29 En Samson greep de beide steunpilaren, die in het midden van de tempel stonden, zodat hij met zijn rechterhand de ene en met zijn linker de andere raakte,
And Samson layd hold on the two middle pillars whereupon the house stood, and on which it was borne vp: on the one with his right hand, and on the other with his left.
30 en riep: Ik wil sterven met de Filistijnen! Toen rekte hij zich krachtig uit, en de tempel stortte ineen op de vorsten en op al het volk, dat erin was. Zo doodde hij er bij zijn sterven nog meer, dan hij er bij zijn leven gedood had.
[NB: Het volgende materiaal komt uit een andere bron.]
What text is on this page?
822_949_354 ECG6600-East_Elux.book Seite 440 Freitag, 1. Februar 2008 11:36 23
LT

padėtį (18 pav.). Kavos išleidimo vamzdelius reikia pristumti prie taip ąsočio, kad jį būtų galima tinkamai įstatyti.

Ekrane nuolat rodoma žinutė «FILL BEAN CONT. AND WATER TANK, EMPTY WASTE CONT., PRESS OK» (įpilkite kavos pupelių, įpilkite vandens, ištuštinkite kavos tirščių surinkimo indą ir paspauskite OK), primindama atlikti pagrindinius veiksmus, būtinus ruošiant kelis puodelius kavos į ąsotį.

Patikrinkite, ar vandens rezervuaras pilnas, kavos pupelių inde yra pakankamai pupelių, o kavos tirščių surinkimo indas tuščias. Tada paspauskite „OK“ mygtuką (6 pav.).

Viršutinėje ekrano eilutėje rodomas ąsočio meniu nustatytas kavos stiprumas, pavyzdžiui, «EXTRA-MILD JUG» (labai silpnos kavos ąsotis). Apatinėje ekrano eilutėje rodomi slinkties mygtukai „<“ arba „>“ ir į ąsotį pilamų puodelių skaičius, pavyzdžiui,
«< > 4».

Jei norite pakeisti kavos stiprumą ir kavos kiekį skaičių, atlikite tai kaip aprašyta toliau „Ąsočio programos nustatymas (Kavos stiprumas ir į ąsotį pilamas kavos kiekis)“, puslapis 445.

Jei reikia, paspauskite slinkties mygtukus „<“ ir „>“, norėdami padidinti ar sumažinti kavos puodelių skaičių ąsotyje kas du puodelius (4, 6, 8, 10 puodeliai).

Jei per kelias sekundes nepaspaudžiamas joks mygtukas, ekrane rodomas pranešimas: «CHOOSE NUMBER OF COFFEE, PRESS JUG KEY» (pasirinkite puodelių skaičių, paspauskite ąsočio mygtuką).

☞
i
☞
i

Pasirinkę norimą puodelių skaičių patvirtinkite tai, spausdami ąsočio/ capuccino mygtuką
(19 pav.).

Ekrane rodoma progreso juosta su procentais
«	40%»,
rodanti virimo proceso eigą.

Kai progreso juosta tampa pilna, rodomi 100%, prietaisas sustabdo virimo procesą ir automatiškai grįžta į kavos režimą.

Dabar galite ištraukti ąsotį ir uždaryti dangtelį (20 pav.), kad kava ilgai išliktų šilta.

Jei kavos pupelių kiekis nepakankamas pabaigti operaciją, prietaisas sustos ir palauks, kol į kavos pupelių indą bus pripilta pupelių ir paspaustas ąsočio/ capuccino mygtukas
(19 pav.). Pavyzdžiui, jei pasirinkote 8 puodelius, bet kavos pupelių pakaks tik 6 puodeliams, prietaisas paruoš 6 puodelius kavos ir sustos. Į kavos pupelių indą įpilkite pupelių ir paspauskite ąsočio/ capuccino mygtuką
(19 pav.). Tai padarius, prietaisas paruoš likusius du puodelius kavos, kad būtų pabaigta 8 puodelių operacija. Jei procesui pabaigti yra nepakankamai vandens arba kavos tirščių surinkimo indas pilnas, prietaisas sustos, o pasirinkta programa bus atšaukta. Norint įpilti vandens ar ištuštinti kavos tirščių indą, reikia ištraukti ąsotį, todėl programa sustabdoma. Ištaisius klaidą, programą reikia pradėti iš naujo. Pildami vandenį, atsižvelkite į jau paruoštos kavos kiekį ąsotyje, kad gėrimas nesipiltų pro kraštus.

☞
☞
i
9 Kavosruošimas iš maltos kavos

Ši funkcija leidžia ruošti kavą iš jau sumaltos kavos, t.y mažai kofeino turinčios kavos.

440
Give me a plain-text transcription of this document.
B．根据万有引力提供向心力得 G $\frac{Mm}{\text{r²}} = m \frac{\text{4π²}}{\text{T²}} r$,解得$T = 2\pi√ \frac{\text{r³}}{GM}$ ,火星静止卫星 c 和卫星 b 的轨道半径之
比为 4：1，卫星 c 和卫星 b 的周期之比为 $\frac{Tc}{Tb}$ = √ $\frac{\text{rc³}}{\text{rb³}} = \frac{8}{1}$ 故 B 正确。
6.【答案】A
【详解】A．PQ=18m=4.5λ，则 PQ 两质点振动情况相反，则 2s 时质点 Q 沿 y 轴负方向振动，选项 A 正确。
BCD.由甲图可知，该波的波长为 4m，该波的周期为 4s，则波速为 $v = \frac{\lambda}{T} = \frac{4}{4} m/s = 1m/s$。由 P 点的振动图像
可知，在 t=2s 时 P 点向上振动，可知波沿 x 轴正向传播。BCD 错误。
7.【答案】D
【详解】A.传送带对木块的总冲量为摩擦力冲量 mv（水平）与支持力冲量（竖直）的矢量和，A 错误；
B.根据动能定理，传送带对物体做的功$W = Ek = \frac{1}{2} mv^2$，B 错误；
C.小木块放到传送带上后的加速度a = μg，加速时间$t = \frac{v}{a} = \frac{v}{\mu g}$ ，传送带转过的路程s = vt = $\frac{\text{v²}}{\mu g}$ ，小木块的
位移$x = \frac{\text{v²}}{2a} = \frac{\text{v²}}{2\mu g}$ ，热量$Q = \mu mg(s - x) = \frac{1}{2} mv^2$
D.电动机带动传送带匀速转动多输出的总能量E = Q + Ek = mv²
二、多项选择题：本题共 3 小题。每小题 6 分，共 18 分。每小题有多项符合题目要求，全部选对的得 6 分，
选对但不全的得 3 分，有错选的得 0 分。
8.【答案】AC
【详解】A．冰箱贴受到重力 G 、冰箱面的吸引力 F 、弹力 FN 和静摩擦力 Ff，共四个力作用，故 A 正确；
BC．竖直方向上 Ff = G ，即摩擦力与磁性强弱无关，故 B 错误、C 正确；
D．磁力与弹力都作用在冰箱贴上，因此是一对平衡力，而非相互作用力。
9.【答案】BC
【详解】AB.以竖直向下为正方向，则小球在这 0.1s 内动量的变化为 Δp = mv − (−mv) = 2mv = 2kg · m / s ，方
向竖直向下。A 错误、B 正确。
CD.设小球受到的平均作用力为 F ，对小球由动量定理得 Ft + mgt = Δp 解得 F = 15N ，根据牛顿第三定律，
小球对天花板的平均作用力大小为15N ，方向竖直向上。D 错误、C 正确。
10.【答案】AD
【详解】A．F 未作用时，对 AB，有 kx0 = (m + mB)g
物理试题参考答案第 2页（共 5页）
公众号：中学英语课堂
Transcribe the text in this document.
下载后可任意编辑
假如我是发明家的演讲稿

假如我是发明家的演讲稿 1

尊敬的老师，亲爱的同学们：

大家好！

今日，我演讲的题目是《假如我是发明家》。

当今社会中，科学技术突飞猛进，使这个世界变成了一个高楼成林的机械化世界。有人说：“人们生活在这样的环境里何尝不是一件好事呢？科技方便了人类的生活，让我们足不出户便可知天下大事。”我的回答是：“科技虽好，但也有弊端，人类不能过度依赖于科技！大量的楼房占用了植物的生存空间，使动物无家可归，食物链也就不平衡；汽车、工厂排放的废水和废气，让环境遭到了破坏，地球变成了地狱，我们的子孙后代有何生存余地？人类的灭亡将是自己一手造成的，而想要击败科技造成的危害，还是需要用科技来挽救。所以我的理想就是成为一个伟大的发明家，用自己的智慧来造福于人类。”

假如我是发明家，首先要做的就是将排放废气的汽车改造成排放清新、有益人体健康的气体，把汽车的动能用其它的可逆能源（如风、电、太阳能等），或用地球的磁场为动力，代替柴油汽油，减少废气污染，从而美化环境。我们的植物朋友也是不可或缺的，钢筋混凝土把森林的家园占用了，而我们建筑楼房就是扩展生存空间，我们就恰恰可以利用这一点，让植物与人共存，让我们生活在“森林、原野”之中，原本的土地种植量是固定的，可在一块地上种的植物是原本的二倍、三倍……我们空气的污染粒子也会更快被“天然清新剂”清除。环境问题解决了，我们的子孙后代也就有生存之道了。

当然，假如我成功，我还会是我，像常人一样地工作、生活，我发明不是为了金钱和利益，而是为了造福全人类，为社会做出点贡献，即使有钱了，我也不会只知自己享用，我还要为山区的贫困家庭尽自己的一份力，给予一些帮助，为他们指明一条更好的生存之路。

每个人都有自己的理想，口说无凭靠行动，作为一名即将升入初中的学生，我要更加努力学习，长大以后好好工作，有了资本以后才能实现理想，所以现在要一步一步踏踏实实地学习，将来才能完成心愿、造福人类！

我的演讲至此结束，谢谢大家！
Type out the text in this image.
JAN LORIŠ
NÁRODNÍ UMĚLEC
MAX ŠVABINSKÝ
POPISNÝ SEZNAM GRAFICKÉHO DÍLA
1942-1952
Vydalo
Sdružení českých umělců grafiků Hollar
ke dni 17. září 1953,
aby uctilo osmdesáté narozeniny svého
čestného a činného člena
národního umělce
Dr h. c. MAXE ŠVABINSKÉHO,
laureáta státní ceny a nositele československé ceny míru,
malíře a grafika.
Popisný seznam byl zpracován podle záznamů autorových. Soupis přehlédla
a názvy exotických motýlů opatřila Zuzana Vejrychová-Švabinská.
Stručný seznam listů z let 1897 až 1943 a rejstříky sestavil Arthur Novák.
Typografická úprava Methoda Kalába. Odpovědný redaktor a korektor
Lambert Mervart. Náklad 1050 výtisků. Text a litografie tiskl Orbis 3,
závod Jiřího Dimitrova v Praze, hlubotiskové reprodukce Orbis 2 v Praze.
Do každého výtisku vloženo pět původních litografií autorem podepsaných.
Then Samson saide, Let me lose my life with the Philistims: and he bowed him with all his might, and the house fell vpon the princes, and vpon all the people that were therein. so the dead which he slewe at his death were more then they which he had slaine in his life.
31 En zijn broeders en heel zijn familie kwamen af, namen hem op, en voerden hem mee; ze begroeven hem tussen Sora en Esjtaol, in het graf van zijn vader Manóach. Twintig jaar was hij over Israël rechter geweest.
Then his brethren, and all the house of his father came downe and tooke him, and brought him vp and buryed him betweene Zorah and Eshtaol, in the sepulchre of Manoah his father: nowe he had iudged Israel twenty yeeres.